PATIENTS AND METHODS:
Forty habitual smoking healthy male volunteers (mean age, 31.5 +/- 1.4 years) were randomly given either DM (120 mg day(-1)) or a placebo for 6 months. We determined endothelial function using the brachial artery diameter changes in flow-mediated dilatation (FMD) and measured their inflammatory and oxidative markers. A sex-and-age matched non-smoking group (n = 20) was compared as normal parameters.
RESULTS:
Habitual smokers showed impaired baseline endothelial function in FMD (smoking vs. non-smoking: 6.3 +/- 1.8 vs. 10.2 +/- 2.3% respectively, P < 0.01). Without change in smoking behavior, lipid and metabolic parameters, a significant increase in FMD was found in the DM-treated group (32%), accompanied by a decrease in high-sensitivity C-reactive protein (hs-CRP), phospholipase A(2), matrix metalloproteinase-3, interleukin 6 (IL-6) and tumor necrosis factor-alpha receptor II (TNF-alpha RII) (all P < 0.05), but unchanged in von Willebrand factor (VWF)and plasminogen activator inhibitor-1 (PAI-1). An increase in plasma glutathione peroxidase and a decrease in spot urinary excretion of 8-epi-prostaglandin F(2a) were found in DM-treated smokers.
CONCLUSIONS:
Our study suggests that a 6-month treatment with DM can improve endothelial function and attenuate vascular oxidative stress and inflammation markers in habitual smokers.
I'm waiting my order, ordered yesterday so wait a few weeks!

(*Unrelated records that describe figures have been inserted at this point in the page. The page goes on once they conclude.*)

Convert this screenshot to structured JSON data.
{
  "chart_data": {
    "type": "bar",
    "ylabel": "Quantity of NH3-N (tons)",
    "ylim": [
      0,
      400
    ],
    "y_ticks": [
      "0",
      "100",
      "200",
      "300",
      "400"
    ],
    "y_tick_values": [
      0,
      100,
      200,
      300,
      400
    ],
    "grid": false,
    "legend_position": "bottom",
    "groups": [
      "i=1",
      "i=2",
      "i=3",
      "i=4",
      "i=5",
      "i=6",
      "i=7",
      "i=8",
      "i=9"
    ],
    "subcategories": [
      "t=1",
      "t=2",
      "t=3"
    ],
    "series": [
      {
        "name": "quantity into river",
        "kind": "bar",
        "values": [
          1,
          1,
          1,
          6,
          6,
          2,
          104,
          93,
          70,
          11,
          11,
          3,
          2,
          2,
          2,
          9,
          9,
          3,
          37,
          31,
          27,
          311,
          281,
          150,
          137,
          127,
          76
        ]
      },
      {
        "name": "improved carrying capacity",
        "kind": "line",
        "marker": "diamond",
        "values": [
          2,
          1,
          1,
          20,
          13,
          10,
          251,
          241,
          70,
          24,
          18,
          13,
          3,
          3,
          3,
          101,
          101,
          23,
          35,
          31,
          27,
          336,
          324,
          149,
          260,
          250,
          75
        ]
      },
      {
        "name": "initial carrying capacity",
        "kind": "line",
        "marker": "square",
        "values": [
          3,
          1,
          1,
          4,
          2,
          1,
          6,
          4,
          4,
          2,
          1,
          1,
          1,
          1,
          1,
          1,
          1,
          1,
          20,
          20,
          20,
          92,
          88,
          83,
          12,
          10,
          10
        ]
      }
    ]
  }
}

Thanks for your explanations of my false "theorie"! :D
I'm planning to do this:
- Stop taking piracetam (i will try the piracetam+memantine combination in an other trial to see if piracetam have an impact)
- Take magnesium daily, rhodiolia rosea when i need a little more concentration
- First week: 5mg/day mementine
- 2 week: 2x5md/day memantine
- 3 week: 15mg/day Memantine
- 4 week: 20mg/day memantine
- 5 week: 30mg/day memantine
- 6 week: 40 mg/day memantine
- 7week: End of the supply, see if it worked and maybe buy some more!
At the second or third week i will pass my exams. I really don't want my mind to be fogged. Is dosage enough progressive to lessen the side effects?
I've got huge tolerance to GBL euphoria. Took some last week and still have nothing but a fucking lethargic mood^^ I've little to medium tolerance to codeine (thanks to DXM), will see if memantine affect tramadol tolerance too. Might take MDMA or methylone in a few weeks, i'm really interested by St John Wort. Maybe i'll try it too!